I loved my XDs. Now after getting it back from recall. Its not wanting to fire.
The pin is putting a dent in the primer but that's it.
I've never had a miss fire with my gun.

I've talked to a couple people they say clean it well.. which we have.
3rd time out still same issue.

Will call Springfield this week.

Anyone else have this problem with there XDs?


----------



## SP3 (Nov 25, 2009)

well, that certainly sucks. I'm thinking that if it were mine (and I just looked at one two days ago as a 'next purchase') I would be asking for a new replacement if for no other reason than the hassle I'm going through. Recalled for X and now it's got a new problem?!? I'll be watching this thread.


----------



## VAMarine (Dec 25, 2008)

I think this is the 2nd or third report I've heard of a gun coming back from recall with failure to fire issues. Better contact Springfield again.


----------



## nh1911 (Jul 26, 2013)

Sorry to hear about your XDs CHmajor
I had originally posted about my recall and return via FedEx few months back. So here is my update:

I received mine Monday 11-25, after nearly 3 months. I had shipped it in bubble wrap and cardboard box. I received it in a nice little hard plastic carry case and they included a 7 round extended mag. I was impressed with that.

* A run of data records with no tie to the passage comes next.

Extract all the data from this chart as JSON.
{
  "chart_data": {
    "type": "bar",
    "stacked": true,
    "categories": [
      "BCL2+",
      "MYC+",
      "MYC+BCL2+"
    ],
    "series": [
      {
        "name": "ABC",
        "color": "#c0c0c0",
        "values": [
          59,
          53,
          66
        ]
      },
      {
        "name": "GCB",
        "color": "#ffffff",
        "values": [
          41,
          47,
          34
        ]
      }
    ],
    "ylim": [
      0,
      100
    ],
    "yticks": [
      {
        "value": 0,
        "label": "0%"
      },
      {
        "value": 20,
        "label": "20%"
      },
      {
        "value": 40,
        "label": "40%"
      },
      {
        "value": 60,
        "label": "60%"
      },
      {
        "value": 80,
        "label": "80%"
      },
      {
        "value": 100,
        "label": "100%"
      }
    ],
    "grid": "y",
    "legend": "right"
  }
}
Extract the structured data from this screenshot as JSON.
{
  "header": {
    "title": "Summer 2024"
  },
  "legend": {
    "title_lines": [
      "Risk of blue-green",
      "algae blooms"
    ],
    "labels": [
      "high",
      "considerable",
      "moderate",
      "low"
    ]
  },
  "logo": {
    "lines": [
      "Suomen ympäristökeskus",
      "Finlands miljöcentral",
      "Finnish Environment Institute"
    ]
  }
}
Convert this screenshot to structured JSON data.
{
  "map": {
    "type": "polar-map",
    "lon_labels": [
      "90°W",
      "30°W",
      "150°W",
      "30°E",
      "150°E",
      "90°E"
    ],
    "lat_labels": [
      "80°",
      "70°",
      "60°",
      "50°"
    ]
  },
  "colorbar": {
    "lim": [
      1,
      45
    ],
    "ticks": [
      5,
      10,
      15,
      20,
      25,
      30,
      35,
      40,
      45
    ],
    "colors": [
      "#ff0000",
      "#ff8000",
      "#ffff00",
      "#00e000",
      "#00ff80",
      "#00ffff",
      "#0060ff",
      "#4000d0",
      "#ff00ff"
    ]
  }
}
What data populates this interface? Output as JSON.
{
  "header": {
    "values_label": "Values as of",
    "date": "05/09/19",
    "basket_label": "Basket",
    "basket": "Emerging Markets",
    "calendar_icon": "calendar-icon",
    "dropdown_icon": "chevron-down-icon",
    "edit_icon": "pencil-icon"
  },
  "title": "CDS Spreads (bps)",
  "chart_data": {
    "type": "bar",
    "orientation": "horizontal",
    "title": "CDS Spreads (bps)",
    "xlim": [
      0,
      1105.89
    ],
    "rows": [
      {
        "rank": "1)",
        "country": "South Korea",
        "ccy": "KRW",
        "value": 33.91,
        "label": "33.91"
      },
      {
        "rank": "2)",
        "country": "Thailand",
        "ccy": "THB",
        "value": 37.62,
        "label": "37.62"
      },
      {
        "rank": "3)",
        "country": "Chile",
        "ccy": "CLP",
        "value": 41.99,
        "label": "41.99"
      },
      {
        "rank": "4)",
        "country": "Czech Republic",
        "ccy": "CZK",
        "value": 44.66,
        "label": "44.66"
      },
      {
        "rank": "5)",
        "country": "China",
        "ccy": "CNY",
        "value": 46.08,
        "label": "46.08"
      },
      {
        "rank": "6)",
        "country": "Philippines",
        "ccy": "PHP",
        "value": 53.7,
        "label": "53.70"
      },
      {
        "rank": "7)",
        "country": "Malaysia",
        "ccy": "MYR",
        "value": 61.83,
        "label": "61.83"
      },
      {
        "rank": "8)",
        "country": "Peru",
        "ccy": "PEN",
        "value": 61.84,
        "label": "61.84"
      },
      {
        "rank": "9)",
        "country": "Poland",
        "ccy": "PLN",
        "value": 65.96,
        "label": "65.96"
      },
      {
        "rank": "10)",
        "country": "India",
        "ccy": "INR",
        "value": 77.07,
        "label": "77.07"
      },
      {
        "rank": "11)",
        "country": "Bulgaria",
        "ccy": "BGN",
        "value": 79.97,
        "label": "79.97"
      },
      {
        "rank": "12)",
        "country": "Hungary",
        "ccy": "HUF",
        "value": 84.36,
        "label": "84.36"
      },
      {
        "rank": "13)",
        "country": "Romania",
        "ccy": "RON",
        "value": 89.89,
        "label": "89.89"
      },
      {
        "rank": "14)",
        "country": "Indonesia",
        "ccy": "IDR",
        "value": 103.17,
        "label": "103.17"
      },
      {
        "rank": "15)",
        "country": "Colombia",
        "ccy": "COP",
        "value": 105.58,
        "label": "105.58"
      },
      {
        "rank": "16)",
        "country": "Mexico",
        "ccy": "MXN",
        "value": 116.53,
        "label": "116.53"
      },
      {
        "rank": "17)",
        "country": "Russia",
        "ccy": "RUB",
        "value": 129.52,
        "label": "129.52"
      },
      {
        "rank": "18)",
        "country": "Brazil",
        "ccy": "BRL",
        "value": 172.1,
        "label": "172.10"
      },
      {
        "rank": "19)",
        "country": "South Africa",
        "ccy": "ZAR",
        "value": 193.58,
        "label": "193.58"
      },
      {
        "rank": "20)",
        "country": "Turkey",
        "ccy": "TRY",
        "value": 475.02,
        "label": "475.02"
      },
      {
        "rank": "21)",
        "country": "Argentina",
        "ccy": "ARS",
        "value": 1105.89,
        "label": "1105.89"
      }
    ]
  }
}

After a quick cleaning due to the nasty grime all over it, I went to the range Tues. 200 rounds and not a whimper! last two mags the slide didn't lock back, however that was due to firing support handed and weak wrists. 

Purpose of recall was trigger safety something or another. trigger reset seemed a little long but that could have been due to lack of use recently. Oh and playing around with a Sig P6 which has a heavy da/sa but nice short reset.

Asked range manager about any other XDs that have come in and he said same thing about trigger reset with other customers. Springfield has been excellent with the emails, customer service and voluntary recall in my opinion. Turn around time would be the only hiccup but due to massive amounts of guns that needed repair it was not entirely unacceptable. 

I do know however the recall will turn people off with buying the XDs. Will there be several used ones for sale? IDK? I plan on keeping mine


----------



## Glock Doctor (Mar 14, 2011)

:smt011 NOT GOOD! 

(Looks like I'm going to be buying something else.)


----------



## berettatoter (Sep 1, 2011)

Sounds like Springfield needs to just slow that bus down a bit and concentrate on making the extreme quality handguns they are known for. They seem to be spitting out a new model every other business quarter.


----------